6. Modellverträge in Sicht

Abschließend verweist Art. 41 Data Act auf die Absicht der EU-Kommission, künftig Modellverträge zur Verfügung zu stellen. Diese könnten mittel- bis langfristig zur Standardisierung beitragen – Unternehmen sollten jedoch bereits jetzt proaktiv eigene vertragliche Regelungen auf Data-Act-Konformität überprüfen.

Fazit: Jetzt aktiv werden

Der Data Act verändert das Vertragsrecht im Bereich der Datenwirtschaft substanziell.
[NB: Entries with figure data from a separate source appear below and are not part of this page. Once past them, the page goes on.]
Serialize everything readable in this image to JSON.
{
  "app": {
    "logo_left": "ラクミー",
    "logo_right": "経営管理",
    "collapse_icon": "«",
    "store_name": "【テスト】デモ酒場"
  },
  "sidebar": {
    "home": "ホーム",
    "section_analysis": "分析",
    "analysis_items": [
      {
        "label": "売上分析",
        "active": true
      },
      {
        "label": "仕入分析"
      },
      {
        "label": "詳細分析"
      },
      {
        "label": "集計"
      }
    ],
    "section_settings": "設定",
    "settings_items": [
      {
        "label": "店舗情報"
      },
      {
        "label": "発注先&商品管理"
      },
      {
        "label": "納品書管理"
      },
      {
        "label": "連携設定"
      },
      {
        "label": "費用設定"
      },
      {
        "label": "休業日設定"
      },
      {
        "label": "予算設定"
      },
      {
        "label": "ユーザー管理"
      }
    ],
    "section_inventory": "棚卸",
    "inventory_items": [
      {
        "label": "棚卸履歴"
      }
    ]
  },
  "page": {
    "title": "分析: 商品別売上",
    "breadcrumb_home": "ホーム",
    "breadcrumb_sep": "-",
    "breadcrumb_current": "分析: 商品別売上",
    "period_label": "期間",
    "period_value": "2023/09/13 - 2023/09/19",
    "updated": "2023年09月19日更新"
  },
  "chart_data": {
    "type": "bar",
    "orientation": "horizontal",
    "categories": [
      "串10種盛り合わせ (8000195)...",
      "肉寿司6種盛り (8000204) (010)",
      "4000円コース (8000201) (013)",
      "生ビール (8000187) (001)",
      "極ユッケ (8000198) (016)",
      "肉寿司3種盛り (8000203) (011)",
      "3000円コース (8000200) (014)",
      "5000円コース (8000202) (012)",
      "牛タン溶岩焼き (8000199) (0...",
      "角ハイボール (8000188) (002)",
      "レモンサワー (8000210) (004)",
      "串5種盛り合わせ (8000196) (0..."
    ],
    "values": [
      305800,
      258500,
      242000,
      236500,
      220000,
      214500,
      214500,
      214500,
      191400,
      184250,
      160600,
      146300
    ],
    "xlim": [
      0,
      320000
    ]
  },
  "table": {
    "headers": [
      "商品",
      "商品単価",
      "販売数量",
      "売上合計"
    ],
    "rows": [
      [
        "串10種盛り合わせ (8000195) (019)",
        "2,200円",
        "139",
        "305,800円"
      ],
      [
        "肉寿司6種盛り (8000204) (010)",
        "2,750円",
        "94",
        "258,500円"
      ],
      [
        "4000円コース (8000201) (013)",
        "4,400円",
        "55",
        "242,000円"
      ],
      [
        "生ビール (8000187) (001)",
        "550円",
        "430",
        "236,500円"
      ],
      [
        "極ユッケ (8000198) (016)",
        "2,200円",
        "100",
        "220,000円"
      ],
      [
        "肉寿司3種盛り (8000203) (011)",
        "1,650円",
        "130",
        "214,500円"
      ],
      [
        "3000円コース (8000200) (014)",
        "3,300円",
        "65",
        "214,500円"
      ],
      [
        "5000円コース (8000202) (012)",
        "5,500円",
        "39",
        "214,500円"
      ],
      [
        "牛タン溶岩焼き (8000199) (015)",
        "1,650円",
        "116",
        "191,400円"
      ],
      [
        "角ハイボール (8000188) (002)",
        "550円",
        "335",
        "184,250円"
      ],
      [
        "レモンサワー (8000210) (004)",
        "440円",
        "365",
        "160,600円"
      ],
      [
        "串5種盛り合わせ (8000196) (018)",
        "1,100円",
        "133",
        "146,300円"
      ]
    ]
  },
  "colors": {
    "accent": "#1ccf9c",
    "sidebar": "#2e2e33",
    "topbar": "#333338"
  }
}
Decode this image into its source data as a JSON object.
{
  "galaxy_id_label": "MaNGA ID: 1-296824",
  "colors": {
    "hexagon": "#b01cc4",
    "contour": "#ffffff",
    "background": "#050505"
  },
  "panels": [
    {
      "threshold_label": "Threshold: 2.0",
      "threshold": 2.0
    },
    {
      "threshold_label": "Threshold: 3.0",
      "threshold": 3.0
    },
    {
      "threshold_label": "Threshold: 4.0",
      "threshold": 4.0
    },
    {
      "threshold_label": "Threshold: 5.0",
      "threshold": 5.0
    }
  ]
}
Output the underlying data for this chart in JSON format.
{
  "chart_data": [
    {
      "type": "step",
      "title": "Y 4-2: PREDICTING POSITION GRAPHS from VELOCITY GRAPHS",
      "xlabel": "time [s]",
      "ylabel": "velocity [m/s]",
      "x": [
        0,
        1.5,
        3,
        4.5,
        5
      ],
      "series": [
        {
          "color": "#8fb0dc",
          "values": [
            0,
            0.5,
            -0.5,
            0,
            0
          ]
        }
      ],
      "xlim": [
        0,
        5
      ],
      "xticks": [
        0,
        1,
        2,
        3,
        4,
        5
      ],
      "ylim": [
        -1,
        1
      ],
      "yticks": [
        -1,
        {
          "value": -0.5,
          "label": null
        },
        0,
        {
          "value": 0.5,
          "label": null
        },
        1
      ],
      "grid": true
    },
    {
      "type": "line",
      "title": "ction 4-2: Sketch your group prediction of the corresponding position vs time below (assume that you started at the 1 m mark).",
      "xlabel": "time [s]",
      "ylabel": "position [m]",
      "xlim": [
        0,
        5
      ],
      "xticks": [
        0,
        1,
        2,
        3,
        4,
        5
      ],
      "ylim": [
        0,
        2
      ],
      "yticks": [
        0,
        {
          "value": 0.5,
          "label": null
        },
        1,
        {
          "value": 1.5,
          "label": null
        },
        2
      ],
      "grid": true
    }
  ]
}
Unternehmen sind gut beraten, ihre bestehenden Vertragsmuster frühzeitig zu überarbeiten – insbesondere im Hinblick auf Datenzugang, Vergütung, Haftung und Verhandlungsprozesse. Wer auf Augenhöhe verhandelt, dokumentiert und strukturiert vorgeht, schafft Rechtssicherheit und vermeidet spätere Konflikte.